Relacionado a lo anterior, también trasladaba la pregunta de qué estábamos haciendo, como servidores públicos, para terminar con este crimen y en la concienciación de la sociedad. Y es que me llamo la atención, y mucho, un artículo publicado en el Huffington Post el 8 de enero, titulado “Porque te lo mereces”. Denunciaba la existencia de un cartel en la carretera N340 de Málaga, a la altura del acceso a la Autovía del Mediterráneo, de un club de mujeres para hombres. El club, llamado New Scandal, se define como “Gentlemen´s Club” y su eslogan, el gancho utilizado para atraer clientes es “porque te lo mereces”. Parece ser que el cartel lleva ya un tiempo luciendo en ese lugar.

No entraré a debatir si la prostitución está bien o mal, si la que se hace por voluntad es realmente libre o está condicionada de alguna forma o  si hay que regularla o abolirla. Mi intención es cuestionar el mensaje que se traslada, o dejamos que se traslade, a una sociedad entera con carteles como este.

Si tomamos la demanda como principal motivo de existencia de la Trata, decir al cliente que  se lo merece no ayuda, en absoluto, a terminar con ella. Por supuesto que el cliente no tiene por qué saber si los servicios por los que paga son consecuencia de Trata o no, pero debería ser consciente de la existencia de la problemática y que con su conducta está perpetuando su existencia. Decirle que se lo merece no hace más que afirmar sus actuaciones, dejarle libre de cualquier inquietud moral que se le pueda plantear, y además, animarle a hacerlo.

Debemos hacer que la conciencia por este problema llegue a todos los sectores de la sociedad, porque las víctimas, como mínimo, se merecen que nos cuestionemos si nuestras acciones repercuten en su mantenimiento.

Debe saber el cliente que, según datos oficiales, en España entre 30.000 y 40.000 mujeres son víctimas de esta Trata, alrededor del 30% de todas las mujeres que se dedican a la prostitución. Que la Fiscalía de Extranjería detecta entre 1.300 y 1.400 casos de trata al año. Que también hay constancia de la existencia de niños y niñas como víctimas. Que en España los clubes de alterne son los lugares en donde las mujeres tienen mayor riesgo de caer en las redes de Trata o que solo en 2015 unas 14.000 mujeres pudieron caer en sus redes.

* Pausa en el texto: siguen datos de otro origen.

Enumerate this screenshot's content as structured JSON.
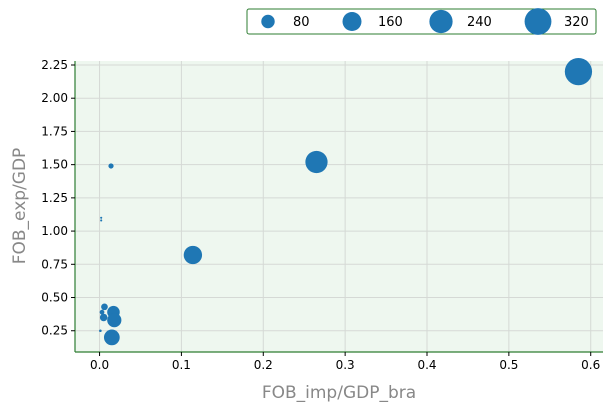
{
  "chart_data": {
    "type": "scatter",
    "xlabel": "FOB_imp/GDP_bra",
    "ylabel": "FOB_exp/GDP",
    "xlim": [
      -0.03,
      0.615
    ],
    "ylim": [
      0.09,
      2.28
    ],
    "x_ticks": [
      0.0,
      0.1,
      0.2,
      0.3,
      0.4,
      0.5,
      0.6
    ],
    "x_tick_labels": [
      "0.0",
      "0.1",
      "0.2",
      "0.3",
      "0.4",
      "0.5",
      "0.6"
    ],
    "y_ticks": [
      0.25,
      0.5,
      0.75,
      1.0,
      1.25,
      1.5,
      1.75,
      2.0,
      2.25
    ],
    "y_tick_labels": [
      "0.25",
      "0.50",
      "0.75",
      "1.00",
      "1.25",
      "1.50",
      "1.75",
      "2.00",
      "2.25"
    ],
    "grid": true,
    "background_color": "#eef7ef",
    "point_color": "#1f77b4",
    "axis_color": "#2e7d32",
    "legend": {
      "placement": "top-right, above plot",
      "title": "",
      "entries": [
        {
          "label": "80",
          "size": 80
        },
        {
          "label": "160",
          "size": 160
        },
        {
          "label": "240",
          "size": 240
        },
        {
          "label": "320",
          "size": 320
        }
      ]
    },
    "points": [
      {
        "x": 0.585,
        "y": 2.2,
        "size": 330
      },
      {
        "x": 0.265,
        "y": 1.52,
        "size": 220
      },
      {
        "x": 0.114,
        "y": 0.82,
        "size": 150
      },
      {
        "x": 0.014,
        "y": 1.49,
        "size": 12
      },
      {
        "x": 0.002,
        "y": 1.1,
        "size": 2
      },
      {
        "x": 0.002,
        "y": 1.08,
        "size": 2
      },
      {
        "x": 0.006,
        "y": 0.43,
        "size": 20
      },
      {
        "x": 0.003,
        "y": 0.39,
        "size": 10
      },
      {
        "x": 0.017,
        "y": 0.39,
        "size": 70
      },
      {
        "x": 0.005,
        "y": 0.35,
        "size": 25
      },
      {
        "x": 0.018,
        "y": 0.33,
        "size": 90
      },
      {
        "x": 0.001,
        "y": 0.25,
        "size": 3
      },
      {
        "x": 0.015,
        "y": 0.2,
        "size": 110
      }
    ]
  }
}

Sé perfectamente lo que establece el artículo 20 de la Constitución Española, como sé muy bien también que los derechos fundamentales encuentran sus límites en los demás derechos fundamentales. Y creo que algo debemos hacer para eliminar este tipo de mensajes de la vida pública.

La trata en España mueve 8,3 millones de euros al día según el Ministerio de Sanidad, Servicios Sociales e Igualdad. 8,3 millones de euros al día destinados a mafias y redes que se lucran  explotando sexualmente a personas (mujeres en su inmensísima mayoría).

Si a los clientes, en vez de decirles que se lo merecen les dijéramos que, según las estimaciones oficiales, en uno de cada tres servicios que compran están con una víctima de Trata, que están haciendo uso de los servicios de una persona que no ha decidido estar ahí dándole ese servicio, probablemente las cifras serían mucho menores.